Rape within the US military has become so widespread that it is estimated that a female soldier in Iraq is more likely to be attacked by a fellow soldier than killed by enemy fire. So great is the issue that a group of veterans are suing the Pentagon to force reform. The lawsuit, which includes three men and 25 women (the suit initially involved 17 plaintiffs but grew to 28) who claim to have been subjected to sexual assaults while serving in the armed forces, blames former defence secretaries Donald Rumsfeld and Robert Gates for a culture of punishment against the women and men who report sex crimes and failure to prosecute the offenders. ...
Whether or not the case goes to trial, it is still set to blow the lid on what has come to be regarded as the American military's dirty little secret. Last year 3,158 sexual crimes were reported within the US military. Of those cases, only 529 reached a court room, and only 104 convictions were made, according to a 2010 report from SAPRO (sexual assault prevention and response office, a division of the department of defence). But these figures are only a fraction of the reality. Sexual assaults are notoriously under-reported. The same report estimated that there were a further 19,000 unreported cases of sexual assault last year. The department of veterans affairs, meanwhile, released an independent study estimating that one in three women had experience of military sexual trauma while on active service. That is double the rate for civilians, which is one in six, according to the US department of justice. ...

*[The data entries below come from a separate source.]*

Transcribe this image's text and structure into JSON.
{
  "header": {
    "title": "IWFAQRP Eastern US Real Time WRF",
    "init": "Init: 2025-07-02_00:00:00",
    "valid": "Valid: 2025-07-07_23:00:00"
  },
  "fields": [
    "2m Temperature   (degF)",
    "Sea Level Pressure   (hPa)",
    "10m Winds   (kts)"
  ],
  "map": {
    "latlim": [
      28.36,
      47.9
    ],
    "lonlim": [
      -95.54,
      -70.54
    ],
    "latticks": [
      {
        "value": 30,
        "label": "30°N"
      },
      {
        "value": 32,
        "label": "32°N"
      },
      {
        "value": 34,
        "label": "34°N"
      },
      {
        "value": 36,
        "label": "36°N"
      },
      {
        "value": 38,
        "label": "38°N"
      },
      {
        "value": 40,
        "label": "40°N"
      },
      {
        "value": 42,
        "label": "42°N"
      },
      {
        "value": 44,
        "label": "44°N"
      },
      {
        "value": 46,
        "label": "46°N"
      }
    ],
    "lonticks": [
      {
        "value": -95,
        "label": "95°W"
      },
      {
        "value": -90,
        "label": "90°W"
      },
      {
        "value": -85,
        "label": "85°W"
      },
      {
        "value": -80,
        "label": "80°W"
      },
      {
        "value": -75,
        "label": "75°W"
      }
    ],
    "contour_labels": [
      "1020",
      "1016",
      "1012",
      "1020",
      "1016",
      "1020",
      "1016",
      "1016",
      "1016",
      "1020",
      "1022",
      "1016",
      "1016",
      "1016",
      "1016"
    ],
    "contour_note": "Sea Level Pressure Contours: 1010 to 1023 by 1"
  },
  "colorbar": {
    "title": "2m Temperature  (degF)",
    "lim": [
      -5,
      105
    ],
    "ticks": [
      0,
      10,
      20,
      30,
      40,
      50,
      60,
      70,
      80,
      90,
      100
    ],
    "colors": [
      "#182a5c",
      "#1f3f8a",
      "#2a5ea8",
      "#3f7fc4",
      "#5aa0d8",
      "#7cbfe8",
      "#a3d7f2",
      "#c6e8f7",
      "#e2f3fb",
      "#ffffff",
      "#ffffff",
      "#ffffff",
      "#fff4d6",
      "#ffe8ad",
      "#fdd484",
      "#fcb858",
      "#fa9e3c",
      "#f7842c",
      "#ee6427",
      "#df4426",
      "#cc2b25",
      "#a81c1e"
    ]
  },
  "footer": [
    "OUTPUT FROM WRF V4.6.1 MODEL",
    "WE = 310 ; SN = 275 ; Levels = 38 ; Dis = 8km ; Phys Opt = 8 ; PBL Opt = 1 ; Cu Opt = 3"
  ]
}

It is so well known that sex offenders go unpunished and victims penalised for reporting incidents, that most say nothing. Michelle Jones describes how she was still lying on the floor of her room in the barracks, her ripped shorts by her ankles, when her rapist stood over her and said, "I'll tell everyone you're a dyke and you'll get booted out if you report this." ...
Under the (now-repealed) US Don't Ask, Don't Tell policy, openly gay people were barred from the military. Jones wasn't even sure she was gay at the time. But it wasn't worth the risk of reporting. "If I had spoken out, I would have been the one investigated," she says. "And it wouldn't have done any good anyway. I could tell you about 15 other women I know who had tried to report a rape and got nowhere."
Rape in any circumstance is brutal, but in the military the worst effects are compounded. Victims are ignored, their wounds left untended, and the psychological damage festers silently, poisoning lives. Survivors are expected to carry on, facing their attacker on a daily basis. "Unlike in the civilian world, a military rape survivor cannot quit his or her job and move on," explains Anu Bhagwati, executive director of the Service Women's Action Network, an organisation spearheading a campaign to reform this aspect of military life. "It's like rape in the family. Many victims often receive additional threats from their attackers." ...
Rape by a fellow serviceman also represents the most unfathomable betrayal to a soldier, according to Bhagwati. "You have to understand that from day one when you sign up, you are told that the people you work with are your family, that you will risk your life to save theirs. You live that uniform. It's who you are. And then, to be raped by one of your fellow servicemen? It's institutional misogyny."
The article, in which several rape victims recount their own experiences (and there are plenty more at My Duty to Speak), is both disgusting and infuriating. Why is rape so prevalent in the U.S. military?
"We looked at the systems for reporting rape within the military of Israel, Australia, Britain and some Scandinavian countries, and found that, unlike the US, other countries take a rape investigation outside the purview of the military," explains Greg Jacob, policy director at the Service Women's Action Network. "In Britain, for example, the investigation is handed over to the civilian police.
"Rape is a universal problem – it happens everywhere. But in other military systems it is regarded as a criminal offence, while in the US military, in many cases, it's considered simply a breach of good conduct. Regularly, a sex offender in the US system goes unpunished, so it proliferates. In the US, the whole reporting procedure is handled – from the investigation to the trial, to the incarceration – in-house. That means the command has an overwhelming influence over what happens. If a commander decides a rape will not get prosecuted, it will not be. And in many respects, reporting a rape is to the commander's disadvantage, because any prosecution will result in extra administration and him losing a serviceman from his unit."
I like the phrase "institutional misogyny." Women were not welcomed in the military in the first place, certainly not by everyone. It's a male-centered, aggressively macho culture. And it's top-down. Superiors exert power over their subordinates. It's not a democracy. It's a place where you don't rock the boat.
The highest officers are older, from a time when women - and certainly gays - were not wanted in the military. Women just cause problems, right? And any woman who reports a rape is going to be considered a problem, possibly more than the rapist himself.
It's not everyone. It's only a small minority, I'm sure. But in a top-down, authoritarian institution like this, the solution must come from the top. Those in charge must consider the problem important, or nothing will change. Maybe this has just festered in the dark, but that needs to stop now.
Too bad this is in a British newspaper, rather than an American one, but we all need to do what we can to make sure this doesn't get swept under the rug. We need to shine a light on it. Make sure that ignoring the issue will cause worse problems for the brass than dealing with it.
Because I'm sure the military leadership will ignore it if they can. Let's not let them.